Capítulo 6 - Larissa

(Larissa)

Mais uma vez, o outro lado da cama amanheceu vazio. As imagens da noite passada vieram a minha mente fazendo com que logo cedo, meu dia iniciasse cinzento. 

Forcei meu corpo a se levantar e fui até o banheiro fazer minha higiene matinal. Enquanto escovava os dentes, me olhava no espelho vendo que a cada dia, meu olhar perdia o pouco que restava do brilho. 

Alessandro, que sempre abominou a traição depois de ter presenciado sua mãe sofrer tanto por causa do seu pai, agora agiu como o mesmo, provando que o sangue intervém no carácter. 

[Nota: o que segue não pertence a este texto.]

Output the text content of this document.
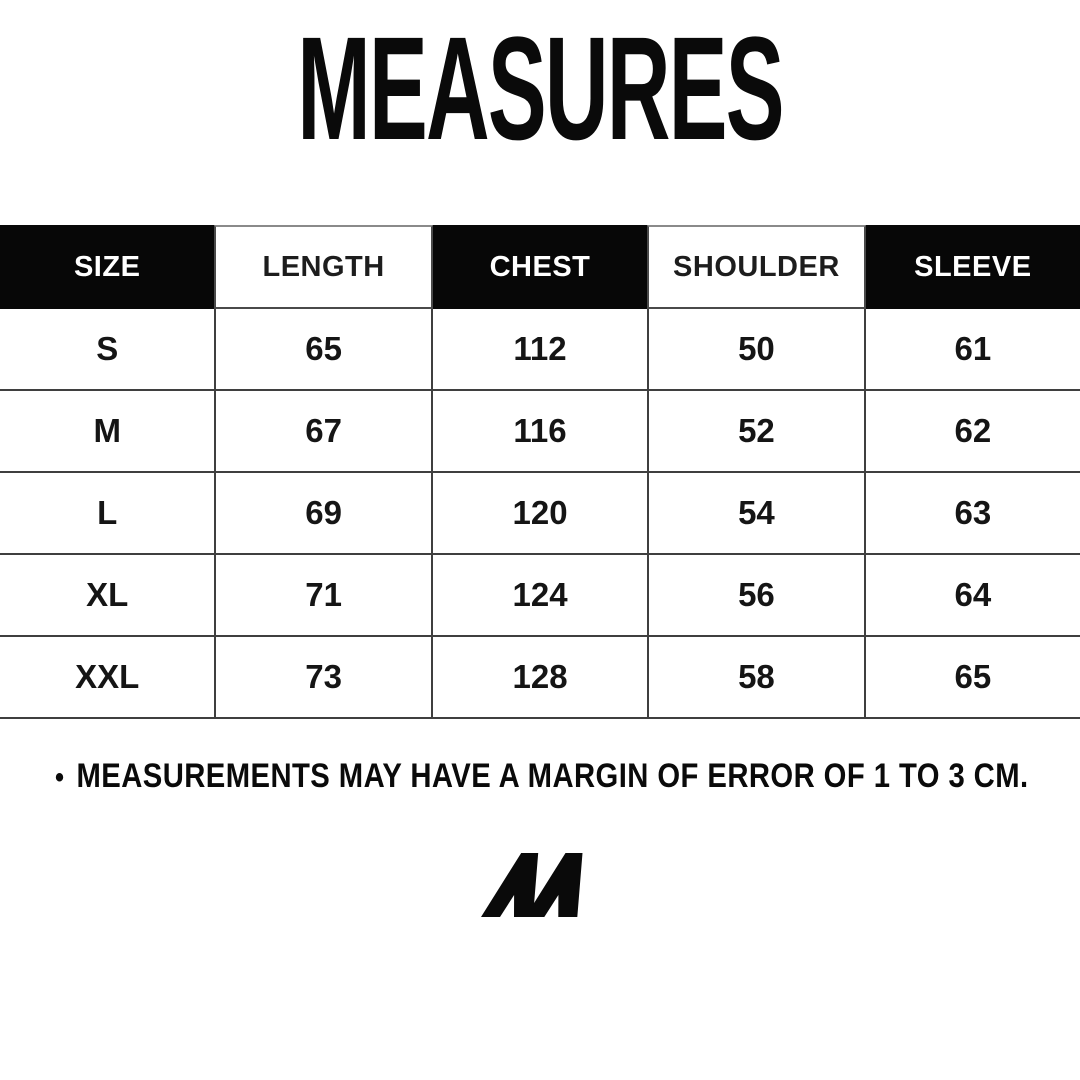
MEASURES
SIZE	LENGTH	CHEST	SHOULDER	SLEEVE
S	65	112	50	61
M	67	116	52	62
L	69	120	54	63
XL	71	124	56	64
XXL	73	128	58	65
• MEASUREMENTS MAY HAVE A MARGIN OF ERROR OF 1 TO 3 CM.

Terminei de me arrumar e fui tomar o café da manhã. Margarida sempre fazia uma mesa bonita, cheia de coisas e com dois lugares à mesa quando Alessandro não estava viajando, como agora. 

Encarei o lugar de Alessandro feito, sabendo que ele não viria para tomar café. 

一 O Sr. Moratti já vai descer? Vou trazer o leite quente. 

Olhei para ela e neguei com a cabeça, prestes a abrir a boca para falar quando o som do carro estacionando chamou a nossa atenção. Margarida me olhou com confusão e eu forcei um sorriso. 

Logo seu rosto se expressou em entendimento. 

一 Pode trazer o leite. - Eu disse e ela acenou confirmando antes de sair. 

Ouvi a porta sendo aberta e fechando e seus passos passando pela sala antes de subir as escadas. Margarida voltou com o leite e eu senti seu olhar de pena na minha direção, mas o ignorei e me servi. 

Quando estava finalizando, Alessandro apareceu já tomado banho. Hoje sábado, só acordei cedo porque não tinha conseguido dormir direito como na noite passada. 

Ele se acomodou e começou a se servir. O silêncio que antes era confortável, hoje estava constrangedor e incômodo. 

Sentindo a fome passar, deixei o restante do meu café da manhã na mesa e me levantei, chamando a sua atenção. 

一 Não vai terminar? - Estranhou, sabendo que eu não gostava de deixar comida no prato. 

一 Perdi a fome. - Respondi com um sorriso forçado e saí da sala de jantar. 

Caminhei até a varanda e me acomodei no sofá, tendo mais uma vez as imagens de Chiara beijando Alessandro no estacionamento. 

Fechei os olhos com força tentando afastar as imagens, mas elas estavam vívidas para a minha perturbação. 

Meu celular notificou com uma mensagem de Catherine, dizendo que Pedro havia viajado para Londres e em seguida me encaminhou uma foto dele com outra mulher. Não tinha nada demais, mas a proximidade deles parecia bem intima. 

Larissa: Que babaca. Espero que ele realmente caia na real e perceba que o que está fazendo, não é o certo. E só por isso, hoje você vai sair daquele clube com pelo menos uma boca beijada! É uma promessa. 

Enviei a mensagem com um sorriso no rosto, vendo que ela estava digitando. 

Catherine: Não sei se estou pronta. Acho que vai ser muito estranho. Podemos apenas tentar nos divertir?

Larissa: Não vou te forçar a ficar com ninguém e claro que vamos nos divertir. Mas se qualquer um te interessar, me avisa que eu fico de vela ;) 

Catherine mandou outra mensagem rindo e eu acabei me distraindo conversando com ela. 

Um tempo depois resolvi subir para o quarto em busca do meu carregador quando parei do lado de fora, ouvindo a voz de Alessandro. 

一 Chiara, você sabe que não precisa me pedir… se eu te dei o cartão foi porque eu quis… tudo bem, eu te busco às nove horas… até mais tarde. 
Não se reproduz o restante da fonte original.